Best approach for NextJS and PHP API

I’m attempting to add Keycloak as the auth solution for our greenfield NextJS + PHP API project. From what I can tell, there are two options with this stack:

  1. Create a “confidential” client and use it with our PHP API. Redirect to Keycloak login page from a route, when we get back access and refresh tokens we store them in a session and give the session cookie back to the user. On authenticated route request, we load up the access token from the session, make sure it’s still valid, and either read it for the correct roles (if we decide to do access control with Keycloak) or look up the associated user in our database to get roles. At some point the frontend has to either get the Keycloak id token to store and read from to restrict access to frontend elements (if Keycloak is doing the access control) or we need an endpoint that gives user info based on what’s in our database that the frontend then stores somewhere.

  2. Create a “public” client that NextJS uses to get its own access, id, and refresh tokens. The php backend could be a “bearer-only” client that simply validates the access token sent from NextJS and reads the roles from it. With this approach the access control would have to be handled in Keycloak. We could leverage existing libraries for NextJS like react-keycloak/ssr or next-auth. However, storing tokens in the frontend like this seems to be inherently less secure (although could be mitigated with short expiration times).

My questions are:

  • What is Keycloak’s recommended approach for this stack?
  • Do you have experience with a similar stack, if so, which approach did you take?
  • Are option 2’s security implications something to worry about? We intend this to be a popular public facing site.
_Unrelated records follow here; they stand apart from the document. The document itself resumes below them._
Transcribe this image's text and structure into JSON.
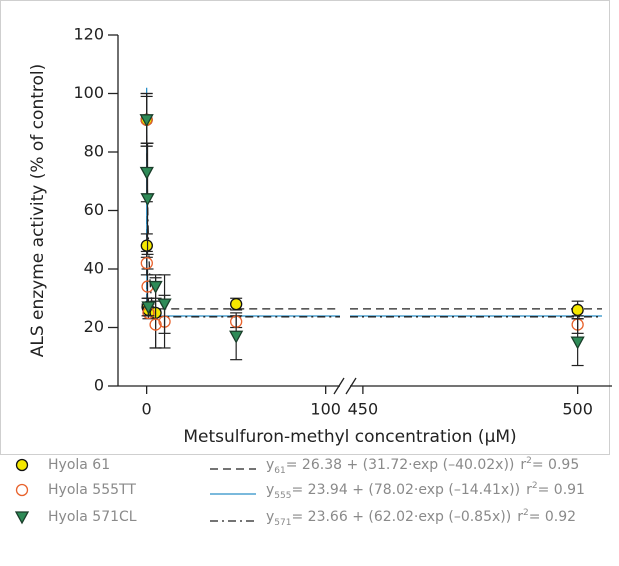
{
  "chart_data": {
    "type": "scatter",
    "y_label": "ALS enzyme activity (% of control)",
    "x_label": "Metsulfuron-methyl concentration (µM)",
    "ylim": [
      0,
      120
    ],
    "yticks": [
      0,
      20,
      40,
      60,
      80,
      100,
      120
    ],
    "xlim": [
      -16,
      108
    ],
    "xticks": [
      0,
      100
    ],
    "x2lim": [
      447,
      508
    ],
    "x2ticks": [
      450,
      500
    ],
    "series": [
      {
        "name": "Hyola 61",
        "color": "#f5e800",
        "edge": "#111111",
        "marker": "circle",
        "x": [
          0,
          0.1,
          0.5,
          1,
          5,
          50,
          500
        ],
        "values": [
          91,
          48,
          27,
          26,
          25,
          28,
          26
        ],
        "errors": [
          9,
          4,
          3,
          2,
          12,
          2,
          3
        ],
        "fit": {
          "a": 26.38,
          "b": 31.72,
          "k": -40.02
        },
        "line_style": "dashed",
        "line_color": "#222222",
        "equation": {
          "y": "y",
          "sub": "61",
          "body": "= 26.38 + (31.72·exp (–40.02x))",
          "r": "r",
          "sup": "2",
          "r_value": "= 0.95"
        }
      },
      {
        "name": "Hyola 555TT",
        "color": "none",
        "edge": "#e8622c",
        "marker": "circle",
        "x": [
          0,
          0.1,
          0.5,
          1,
          5,
          10,
          50,
          500
        ],
        "values": [
          91,
          42,
          34,
          25,
          21,
          22,
          22,
          21
        ],
        "errors": [
          8,
          4,
          6,
          2,
          8,
          9,
          2,
          3
        ],
        "fit": {
          "a": 23.94,
          "b": 78.02,
          "k": -14.41
        },
        "line_style": "solid",
        "line_color": "#2a8fc8",
        "equation": {
          "y": "y",
          "sub": "555",
          "body": "= 23.94 + (78.02·exp (–14.41x))",
          "r": "r",
          "sup": "2",
          "r_value": "= 0.91"
        }
      },
      {
        "name": "Hyola 571CL",
        "color": "#2e8b57",
        "edge": "#1a3d2a",
        "marker": "triangle",
        "x": [
          0,
          0.1,
          0.5,
          1,
          5,
          10,
          50,
          500
        ],
        "values": [
          91,
          73,
          64,
          27,
          34,
          28,
          17,
          15
        ],
        "errors": [
          9,
          10,
          19,
          3,
          4,
          10,
          8,
          8
        ],
        "fit": {
          "a": 23.66,
          "b": 62.02,
          "k": -0.85
        },
        "line_style": "dashdot",
        "line_color": "#222222",
        "equation": {
          "y": "y",
          "sub": "571",
          "body": "= 23.66 + (62.02·exp (–0.85x))",
          "r": "r",
          "sup": "2",
          "r_value": "= 0.92"
        }
      }
    ]
  }
}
I read in the book “Keycloak - Identity and Access Management for Modern Applications” that option 1 is preferred for a stack like this because of the security implications.
  • Those who let Keycloak handle access control with GBAC/RBAC/ABAC, do you have regrets wish this data was closer to to your application?
1 Like

#2 is a great approach, and I have done it many times with a similar stack. Regarding your security question, the access token is expired quickly by default, and you can configure the refresh token to be rotated each refresh. This is a common use, and is not considered insecure.

Regarding your access control question, I don’t have much experience with Keycloak’s authorization features. I think it really depends on the complexity of your access control model. For many use cases, just using Keycloak Roles is sufficient.